Cuántas más personas haya en un mismo lugar más problemas surgirán. ¡Es inevitable!
El día a día en el aula está lleno de sorpresas. Muchas alegrías y otras situaciones no tan agradables. Imagina un día cualquiera. Un niño te desobedece, otros dos se ponen a gritar entre ellos, una niña se enfada contigo o incluso otro se pone a llorar de la rabia que siente. Tanto si son de primaria como de secundaria la falta de gestión emocional hace que las situaciones se vuelvan bastante tensas. No solo por parte de ellos, vivir situaciones así hacen que tú también te alteres y te sea muy difícil gestionar la situación.

Te voy a presentar una guía de 4 pasos que debes hacer en todas estas situaciones, ¡Sin excepción! Son ideas sencillas de entender que necesitan un poco de práctica para que las adaptes a tu forma de ser. Como siempre digo, no te fíes de mí. Ponlo en práctica y verifícalo con tu experiencia. 

1. Epoje

Epoje es un concepto que viene de la filosofía escéptica que significa literalmente “suspensión de juicio” Lo que yo te propongo es muy sencillo. Utilízalo como mantra para separarte emocionalmente de una situación. Imagina que un niño te grita:

- ¡No es justo!

Tú, antes de contestarle, piensas para tus adentros. “Epoje” y haces una respiración. ¿Con qué fin? Con no juzgar la situación y evitar actuar desde un juicio prematuro. Diciéndote: ¡Paaaaara! Voy a entender qué está pasando antes de decir o hacer algo. Ahora bien, todo eso se resume en un mantra que puedes repetirte varias veces: Epojé

2. Disco Rayado

Puede pasar que con el epojé no sea suficiente, ya que los niños y jóvenes a veces son muy insistentes. Si no dejan de insistir, utiliza esta segunda erramienta disuasoria: El disco rayado.
Antiguamente se escuchaba música en un tocadiscos, un aparato que tenía un aguja que pasaba sobre unos discos de vinilo, una especie de plástico, para reproducir la música. A veces, la aguja rayaba el disco y hacía que se repitiera el mismo tramo de la canción. Una y otra vez.

Así que, tu vas a hacer lo mismo. Vas a elegir una frase disuasoria, para repetirla una y otra vez, sin salirte del guión, con el objetivo de evitar en ese momento toda discusión.
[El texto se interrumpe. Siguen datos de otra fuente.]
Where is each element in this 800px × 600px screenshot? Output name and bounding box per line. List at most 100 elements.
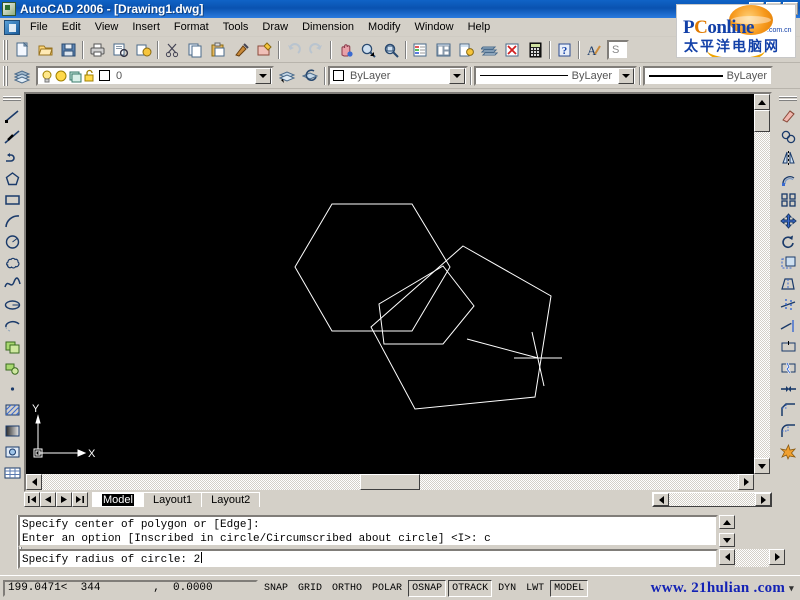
join-icon[interactable] (777, 378, 799, 399)
hatch-icon[interactable] (1, 399, 23, 420)
scroll-right-button[interactable] (738, 474, 754, 490)
copy-icon[interactable] (184, 39, 207, 61)
menu-file[interactable]: File (23, 19, 55, 35)
status-toggle-ortho[interactable]: ORTHO (328, 580, 366, 597)
stretch-icon[interactable] (777, 273, 799, 294)
layer-previous-icon[interactable] (299, 65, 322, 87)
erase-icon[interactable] (777, 105, 799, 126)
color-control[interactable]: ByLayer (328, 65, 468, 86)
status-toggle-polar[interactable]: POLAR (368, 580, 406, 597)
properties-icon[interactable] (409, 39, 432, 61)
command-scroll-right-button[interactable] (769, 549, 785, 565)
new-icon[interactable] (11, 39, 34, 61)
table-icon[interactable] (1, 462, 23, 483)
polygon-icon[interactable] (1, 168, 23, 189)
scroll-thumb-vertical[interactable] (754, 110, 770, 132)
command-scroll-track[interactable] (735, 549, 769, 567)
design-center-icon[interactable] (432, 39, 455, 61)
trim-icon[interactable] (777, 294, 799, 315)
status-toggle-osnap[interactable]: OSNAP (408, 579, 447, 597)
menu-insert[interactable]: Insert (125, 19, 167, 35)
save-icon[interactable] (57, 39, 80, 61)
sun-icon[interactable] (54, 69, 68, 83)
help-icon[interactable]: ? (553, 39, 576, 61)
gradient-icon[interactable] (1, 420, 23, 441)
document-system-icon[interactable] (4, 19, 20, 35)
status-toggle-otrack[interactable]: OTRACK (448, 579, 493, 597)
make-object-layer-current-icon[interactable] (276, 65, 299, 87)
redo-icon[interactable] (305, 39, 328, 61)
offset-icon[interactable] (777, 168, 799, 189)
zoom-window-icon[interactable] (380, 39, 403, 61)
calculator-icon[interactable] (524, 39, 547, 61)
command-scroll-left-button[interactable] (719, 549, 735, 565)
menu-edit[interactable]: Edit (55, 19, 88, 35)
circle-icon[interactable] (1, 231, 23, 252)
arc-icon[interactable] (1, 210, 23, 231)
drawing-canvas[interactable]: Y X (26, 94, 754, 474)
spline-icon[interactable] (1, 273, 23, 294)
paste-icon[interactable] (207, 39, 230, 61)
menu-modify[interactable]: Modify (361, 19, 407, 35)
layer-properties-icon[interactable] (11, 65, 34, 87)
toolbar-grip[interactable] (2, 39, 9, 60)
last-tab-icon[interactable] (72, 492, 88, 507)
menu-help[interactable]: Help (461, 19, 498, 35)
command-input-scrollbar[interactable] (719, 549, 785, 567)
break-at-point-icon[interactable] (777, 336, 799, 357)
match-properties-icon[interactable] (230, 39, 253, 61)
canvas-vertical-scrollbar[interactable] (754, 94, 770, 474)
lock-open-icon[interactable] (82, 69, 96, 83)
open-icon[interactable] (34, 39, 57, 61)
scroll-up-button[interactable] (754, 94, 770, 110)
canvas-horizontal-scrollbar[interactable] (26, 474, 754, 490)
markup-set-icon[interactable] (501, 39, 524, 61)
make-block-icon[interactable] (1, 357, 23, 378)
insert-block-icon[interactable] (1, 336, 23, 357)
tab-scroll-track[interactable] (669, 493, 755, 506)
lightbulb-on-icon[interactable] (40, 69, 54, 83)
zoom-realtime-icon[interactable] (357, 39, 380, 61)
region-icon[interactable] (1, 441, 23, 462)
array-icon[interactable] (777, 189, 799, 210)
undo-icon[interactable] (282, 39, 305, 61)
scroll-track-vertical[interactable] (754, 132, 770, 458)
menu-format[interactable]: Format (167, 19, 216, 35)
tab-scroll-left-button[interactable] (653, 493, 669, 506)
command-scroll-up-button[interactable] (719, 515, 735, 529)
ellipse-icon[interactable] (1, 294, 23, 315)
scroll-left-button[interactable] (26, 474, 42, 490)
break-icon[interactable] (777, 357, 799, 378)
polyline-icon[interactable] (1, 147, 23, 168)
text-style-icon[interactable]: A (582, 39, 605, 61)
move-icon[interactable] (777, 210, 799, 231)
first-tab-icon[interactable] (24, 492, 40, 507)
linetype-dropdown-arrow[interactable] (618, 67, 634, 84)
sheet-set-icon[interactable] (478, 39, 501, 61)
freeze-icon[interactable] (68, 69, 82, 83)
toolbar-grip[interactable] (3, 95, 21, 102)
scroll-thumb-horizontal[interactable] (360, 474, 420, 490)
plot-preview-icon[interactable] (109, 39, 132, 61)
tool-palettes-icon[interactable] (455, 39, 478, 61)
toolbar-grip[interactable] (779, 95, 797, 102)
status-toggle-snap[interactable]: SNAP (260, 580, 292, 597)
scroll-track-horizontal-2[interactable] (420, 474, 738, 490)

Cuando la emoción está alta, baja la inteligencia y de nada sirve intentar razonar en esas circunstancias. ¿Qué frases podrías repetir? Ahora no, así no voy a hablar contigo, si me gritas no, luego hablamos,… 
Es un pulso entre su intento de discutir y tú evitando la conversación. Puedes incluso combinar las frases pero no intentes razonar con el niño o el joven. Simplemente hay que evitar discutir con las emociones altas. Te aviso, solo hay una forma de ganar y es con paciencia. Si te alteras, pierdes. No lo olvides.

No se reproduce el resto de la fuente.